American Vaudeville Museum

All material © 1998-2012 American Museum of Vaudeville, Inc.  Page 43

Marie Dressler

1868 – 1934

So enshrined in the hearts of fans and so mighty as a box office draw was Marie Dressler at the end of her career that she was known as Queen Marie, America’s Most Beloved Star.  This despite the competition of glamorous romantic actresses such as Constance Bennett, Norma Shearer, Myrna Loy, Joan Crawford, Katherine Hepburn, Kay Francis, Mae West, Claudette Colbert and Garbo.

It wasn’t always so.  Over the course of a career spanning half a century, the big little girl from the Canadian outback struggled to win her place in the limelight. Dressler was regarded as homely and elephantine. While larger and taller than most women of her day, she was hardly a giant at 5’ 7” and she weighed less than 200 pounds for most of her life.

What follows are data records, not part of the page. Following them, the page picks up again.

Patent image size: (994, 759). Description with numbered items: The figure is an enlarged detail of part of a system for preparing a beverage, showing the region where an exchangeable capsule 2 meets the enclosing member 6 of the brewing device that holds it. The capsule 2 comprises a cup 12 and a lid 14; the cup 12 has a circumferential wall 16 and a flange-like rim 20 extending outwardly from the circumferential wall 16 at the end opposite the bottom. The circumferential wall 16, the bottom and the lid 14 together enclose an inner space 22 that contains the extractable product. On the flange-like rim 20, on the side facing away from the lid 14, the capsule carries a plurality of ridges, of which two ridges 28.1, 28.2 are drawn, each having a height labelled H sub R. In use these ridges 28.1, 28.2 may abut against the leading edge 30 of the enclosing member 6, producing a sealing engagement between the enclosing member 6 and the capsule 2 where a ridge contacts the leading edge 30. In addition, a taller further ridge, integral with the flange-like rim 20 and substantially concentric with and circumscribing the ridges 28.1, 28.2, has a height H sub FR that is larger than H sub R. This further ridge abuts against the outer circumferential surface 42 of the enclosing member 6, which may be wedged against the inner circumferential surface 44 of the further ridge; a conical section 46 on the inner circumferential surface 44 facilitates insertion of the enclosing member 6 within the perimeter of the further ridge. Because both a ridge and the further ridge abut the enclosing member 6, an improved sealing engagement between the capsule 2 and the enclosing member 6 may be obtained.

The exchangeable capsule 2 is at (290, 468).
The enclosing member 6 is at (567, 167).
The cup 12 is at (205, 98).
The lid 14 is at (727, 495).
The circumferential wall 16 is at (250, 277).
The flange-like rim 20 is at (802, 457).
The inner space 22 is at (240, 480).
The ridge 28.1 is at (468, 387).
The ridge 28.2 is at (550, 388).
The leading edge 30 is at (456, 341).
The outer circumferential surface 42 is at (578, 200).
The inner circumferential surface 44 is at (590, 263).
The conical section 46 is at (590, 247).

Marie found a niche in comic opera and after she had established herself as a valued comedian able to sing well, dance, turn somersaults and take falls, she rose to leading roles in musical comedies and revues and headliner status in vaudeville.

Dressler was a press agent’s dream and a reporter’s best friend. In the bright spotlight of publicity, Marie announced all her enthusiasms, broke contracts, sued adversaries, worked hard for the rights of performers—including the lowly, ill-paid chorus girls, even got into a brawl or two.

But Marie kept her personal life in a shade of lies, half truths and evasions.